Eppur si muove. Anche il mondo Lgbt e la galassia dei movimenti femministi storcono il naso di fronte al ddl firmato Alessandro Zan

"Il Ddl Zan così non funziona". La sinistra smonta la legge

Eppur si muove. Anche il mondo Lgbt e la galassia dei movimenti femministi storcono il naso di fronte al ddl firmato Alessandro Zan. In discussione non c'è il reato di omotransfobia - per quanto lasciato volutamente a un'ampia interpretazione giurisprudenziale - ma il manicheismo di alcuni articoli del provvedimento firmato dal deputato Pd. Il primo segnale era stato lanciato nelle scorse settimane con un appello firmato da 161 tra politici, intellettuali, professionisti e simpatizzanti di Pd e Italia Viva come la regista Cristina Comencini, il filosofo Beppe Vacca e l'ex europarlamentare Silvia Costa, nel quale si definiva la norma una «proposta pasticciata, scritta male, che introduce una confusione antropologica che preoccupa».

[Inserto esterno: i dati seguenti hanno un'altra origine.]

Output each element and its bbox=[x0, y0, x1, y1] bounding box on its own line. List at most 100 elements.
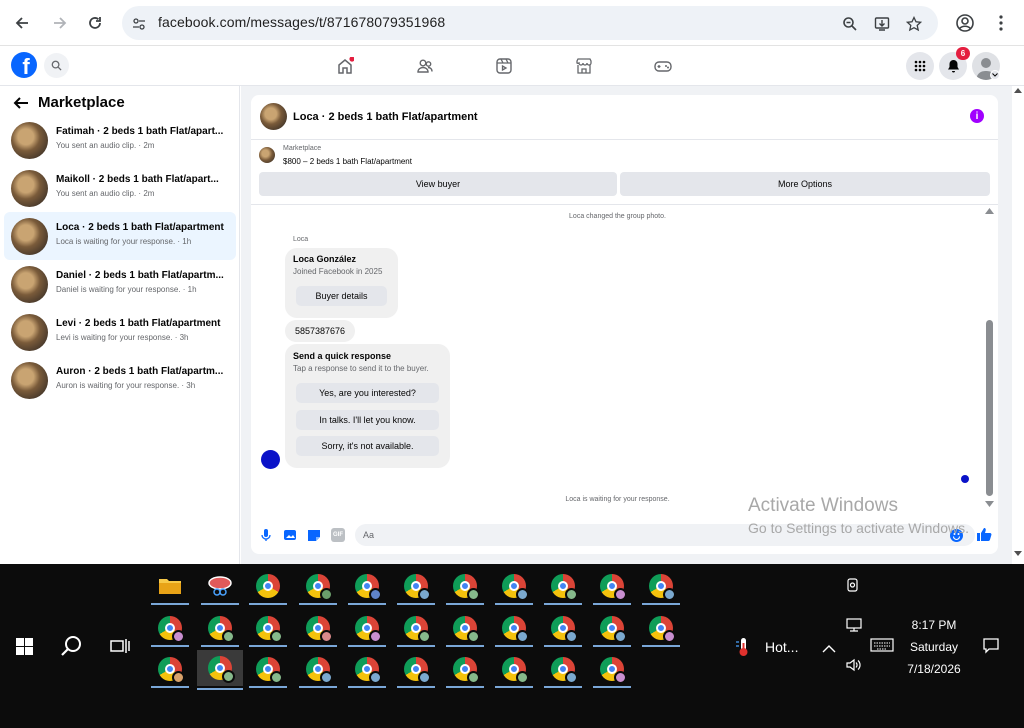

«È sacrosanto opporsi alle pulsioni omofobe, transfobiche, misogine, abiliste. E eventualmente legiferare in questo senso», scriveva ieri il manifesto in un articolo ripreso su Facebook da un mostro sacro del movimento gay come Aurelio Mancuso. Ma «una malaccorta enumerazione di concetti e termini quali sesso, genere, orientamento sessuale, identità di genere irrigidisce normativamente una discussione ancora del tutto aperta dal punto di vista scientifico, filosofico, politico, simbolico», spiega il quotidiano di sinistra. Nel mirino alcuni passaggi molto discutibili per le conseguenze sul piano normativo, come l'idea di separare il sesso «biologico o anagrafico» con un genere «percepito» anche se «non corrispondente al sesso, indipendentemente dall'aver concluso un percorso di transizione», come se ci si potesse svegliare uomini o donne al mattino, a seconda del piede col quale si scende dal letto. Un «neutro indifferenziato» dal sapore patriarcale che peraltro cozza con la Costituzione, come osserva Avvenire, dove all'articolo 3 si parla di «pari dignità sociale» di tutti i cittadini «senza distinzione di sesso...». È dunque sbagliata «l'identificazione per legge di un gruppo di cittadini distinti dagli altri per un criterio soggettivo come l'identità di genere». «Il problema dell'omo-lesbo-transfobia non risiede nel modo in cui è strutturata la società - dice il teorico queer Federico Zappino -, il problema è che alcuni individui hanno la testa imbevuta di pregiudizi». Per usare le parole della filosofa Ida Dominijanni, riprese su Twitter da Christian Raimo, «non è utile pensare di compensare un vuoto politico con un pieno giuridico». Diversamente, «il rischio è di trasformare una legge pensata per difendere alcune libertà in una legge destinata a offenderne altre», osserva il direttore del Foglio Claudio Cerasa, che denuncia «il pericolo di considerare reati le opinioni». Stessi distinguo sollevati da Luigi Manconi su Repubblica qualche giorno fa. Tanto che tra le affermazioni che rischiano di essere sanzionate c'è anche la condanna all'utero in affitto che, come ha ricordato la presidente di Arcilesbica Cristina Gramolini al Corriere, «con il ddl Zan viene considerato omofobia».

E le femministe? Per Francesca Izzo «aver esteso il ddl Zan anche ai reati di misoginia e disabilità fa regredire le donne nel passato» mentre Marina Terragni ieri sulla Stampa ha ricordato che «persino l'icona trans Caitlyn Jenner, patrigno di Kim Kardashian in lizza per il governo della California, ha detto da ex campione olimpico di decathlon che le pare sleale che le trans gareggino con le donne». Citando le parole profetiche pronunciate nel 1984 da Ivan Illich, padre dell'ecologismo europeo: «La scomparsa del genere che degrada le donne più ancora degli uomini» in cambio di un «neutrum oeconomicum, un soggetto fluido, flessibile, fungibile».

Un soggetto senza identità e senza radici che fa gola al crescente capitalismo gender fluid di cui Fedez è il massimo profeta.